Dans le cadre du projet de transfert de salariés de FTV SA vers FTV Studio, la direction a envoyé un courrier aux salariés concernés. Décryptage

Dans le cadre du projet de transfert de salariés de FTV SA vers FTV Studio, la direction a envoyé aux salariés concernés, un courrier sensé expliquer les bien-fondés et les bienfaits de ce projet.

Décryptage :

Avec le blog CGC des Media – 11/10/21 à 11h21

La lettre commence ainsi, histoire de la jouer corporate :

1°) « Comme vous le savez le groupe France Télévisions est engagé depuis plusieurs années dans une dynamique de transformation de son organisation et de ses activités. »
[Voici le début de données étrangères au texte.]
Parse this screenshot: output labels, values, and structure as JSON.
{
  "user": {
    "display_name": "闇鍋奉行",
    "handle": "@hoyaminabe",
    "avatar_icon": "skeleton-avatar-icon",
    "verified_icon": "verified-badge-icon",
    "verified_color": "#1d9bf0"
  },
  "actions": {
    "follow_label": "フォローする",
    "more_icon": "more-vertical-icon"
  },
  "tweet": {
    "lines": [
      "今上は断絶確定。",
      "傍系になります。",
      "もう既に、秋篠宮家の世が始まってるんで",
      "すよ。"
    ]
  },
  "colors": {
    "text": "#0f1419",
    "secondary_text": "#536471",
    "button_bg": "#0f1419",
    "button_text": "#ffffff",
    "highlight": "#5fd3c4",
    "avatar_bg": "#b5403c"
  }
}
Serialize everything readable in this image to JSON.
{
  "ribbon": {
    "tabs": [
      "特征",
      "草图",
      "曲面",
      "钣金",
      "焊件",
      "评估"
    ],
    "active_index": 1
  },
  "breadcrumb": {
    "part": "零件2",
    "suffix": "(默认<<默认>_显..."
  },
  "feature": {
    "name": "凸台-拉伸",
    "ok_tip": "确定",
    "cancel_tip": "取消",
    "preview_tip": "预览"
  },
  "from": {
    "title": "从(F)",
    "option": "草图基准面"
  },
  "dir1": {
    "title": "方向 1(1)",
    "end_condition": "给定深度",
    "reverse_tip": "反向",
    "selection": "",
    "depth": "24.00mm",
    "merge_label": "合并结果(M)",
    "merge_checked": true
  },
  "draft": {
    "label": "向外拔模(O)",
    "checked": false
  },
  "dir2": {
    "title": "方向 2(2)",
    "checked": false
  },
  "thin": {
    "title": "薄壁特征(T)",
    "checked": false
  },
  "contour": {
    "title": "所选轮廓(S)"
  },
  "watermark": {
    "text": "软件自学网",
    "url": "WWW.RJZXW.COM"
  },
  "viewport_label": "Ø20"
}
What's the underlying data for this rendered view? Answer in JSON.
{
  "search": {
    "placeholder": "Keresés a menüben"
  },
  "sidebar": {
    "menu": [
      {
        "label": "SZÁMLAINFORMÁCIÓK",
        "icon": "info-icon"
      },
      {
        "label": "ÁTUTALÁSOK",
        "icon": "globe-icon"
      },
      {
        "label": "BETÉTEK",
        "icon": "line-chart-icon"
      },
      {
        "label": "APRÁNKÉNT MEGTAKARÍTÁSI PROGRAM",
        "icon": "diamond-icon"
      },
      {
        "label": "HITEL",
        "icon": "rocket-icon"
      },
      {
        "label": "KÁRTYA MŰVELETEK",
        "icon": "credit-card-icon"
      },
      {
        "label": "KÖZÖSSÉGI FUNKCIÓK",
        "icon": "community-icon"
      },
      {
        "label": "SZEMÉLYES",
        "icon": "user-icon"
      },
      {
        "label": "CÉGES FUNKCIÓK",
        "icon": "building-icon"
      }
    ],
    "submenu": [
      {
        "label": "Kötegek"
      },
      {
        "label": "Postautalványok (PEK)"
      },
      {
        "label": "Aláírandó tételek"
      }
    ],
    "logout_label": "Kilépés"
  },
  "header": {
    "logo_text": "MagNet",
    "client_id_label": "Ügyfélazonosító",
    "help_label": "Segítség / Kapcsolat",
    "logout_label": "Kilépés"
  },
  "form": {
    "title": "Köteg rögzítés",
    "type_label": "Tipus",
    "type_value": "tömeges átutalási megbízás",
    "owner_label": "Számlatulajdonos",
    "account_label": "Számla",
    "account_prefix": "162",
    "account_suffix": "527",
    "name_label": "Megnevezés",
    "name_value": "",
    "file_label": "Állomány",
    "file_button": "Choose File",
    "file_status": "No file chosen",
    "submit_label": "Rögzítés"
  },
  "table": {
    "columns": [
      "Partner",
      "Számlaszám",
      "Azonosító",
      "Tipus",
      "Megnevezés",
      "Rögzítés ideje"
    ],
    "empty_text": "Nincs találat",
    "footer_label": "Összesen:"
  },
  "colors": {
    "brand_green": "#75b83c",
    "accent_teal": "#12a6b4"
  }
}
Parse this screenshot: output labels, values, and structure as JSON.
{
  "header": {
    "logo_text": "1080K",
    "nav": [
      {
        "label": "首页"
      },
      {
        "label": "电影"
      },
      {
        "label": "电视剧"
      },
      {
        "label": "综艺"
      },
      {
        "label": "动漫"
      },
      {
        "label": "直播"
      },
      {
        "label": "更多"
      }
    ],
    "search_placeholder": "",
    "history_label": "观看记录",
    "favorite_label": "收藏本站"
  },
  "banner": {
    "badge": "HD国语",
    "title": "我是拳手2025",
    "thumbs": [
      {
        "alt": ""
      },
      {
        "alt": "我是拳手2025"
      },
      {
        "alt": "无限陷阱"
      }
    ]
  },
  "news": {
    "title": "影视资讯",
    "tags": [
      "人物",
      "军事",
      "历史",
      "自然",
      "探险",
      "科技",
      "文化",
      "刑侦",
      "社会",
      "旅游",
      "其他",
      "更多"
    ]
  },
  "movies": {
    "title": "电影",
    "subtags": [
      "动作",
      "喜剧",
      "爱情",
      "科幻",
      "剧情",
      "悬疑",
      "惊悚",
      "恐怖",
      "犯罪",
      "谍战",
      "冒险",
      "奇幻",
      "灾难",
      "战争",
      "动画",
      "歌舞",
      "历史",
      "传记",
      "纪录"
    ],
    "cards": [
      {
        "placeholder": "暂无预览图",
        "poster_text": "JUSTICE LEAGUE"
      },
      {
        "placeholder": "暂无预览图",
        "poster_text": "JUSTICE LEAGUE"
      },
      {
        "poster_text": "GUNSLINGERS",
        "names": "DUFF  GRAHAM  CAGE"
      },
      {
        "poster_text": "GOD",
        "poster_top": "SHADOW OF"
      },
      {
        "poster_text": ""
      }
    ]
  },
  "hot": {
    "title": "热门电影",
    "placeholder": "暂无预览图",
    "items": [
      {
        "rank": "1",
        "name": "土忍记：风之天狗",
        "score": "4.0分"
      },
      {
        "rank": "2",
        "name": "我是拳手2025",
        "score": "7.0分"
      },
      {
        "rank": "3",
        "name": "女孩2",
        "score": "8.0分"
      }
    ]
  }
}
Il n’y a ni dynamique de transformation, ni transformation de l’organisationà part à penser que les plans de départs en seraient synonymes… ce qui n’est bien entendu pas le cas.

D’autre part, cela fait plusieurs années que la quasi-totalité des investissements sont gelés avec des régions exsangues où les productions comme les matériels ont fondu, année après année… même sort pour les territoires et départements d’Outre-mer mais plus largement dans tout le groupe.

Les sommes exorbitantes qui ont été débloquées l’ont été pour la plateforme de VOD Salto qui affiche une perte de 93 millions d’euros en 2021, qui s’ajoute à une perte d’exploitation de près de 25 millions d’euros en 2020,  ce qui faisait dire récemment au sénateur LR Roger Karoutchi qui s’interrogeait dans un récent rapport sur le bienfondé de l’investissement de France Télévisions dans la plateforme de vidéo à la demande, principalement axée sur la TV de rattrapage : « Il y a fort à craindre que Salto soit à terme synonyme d’échec avec pour l’heure, seulement une cible modeste de 40 000 abonnés ».

La chaîne info et son canal 27 depuis 2015 pour quelques dizaines de milliers de téléspectateurs et une audience toujours aussi confidentielle mais qui faisait se réjouir ainsi, à la conférence de rentrée, Laurent Guimier le directeur de l’Info du groupe : « franceinfo: qui fête ses 5 ans est déjà à 0,7% »… dernière, loin derrière les autres chaines d’infos en continu de la TNT.

2°) « Ce projet vise à conforter la place du service public comme premier média de tous les français (sans majuscule NDLR) dans un environnement qui ne cesse de se transformer, que ce soit avec l’accélération numérique qui touche directement nos métiers ou avec la mondialisation de la concurrence consécutive à l’arrivée des plateformes et à la naissance de grands groupes de production. »

Faudrait-il encore que France Télévisions soit premierce qui loin d’être le cas. Malgré les communiqués incessants de la direction qui le clament en permanence haut et fort, cela n’en fait une vérité.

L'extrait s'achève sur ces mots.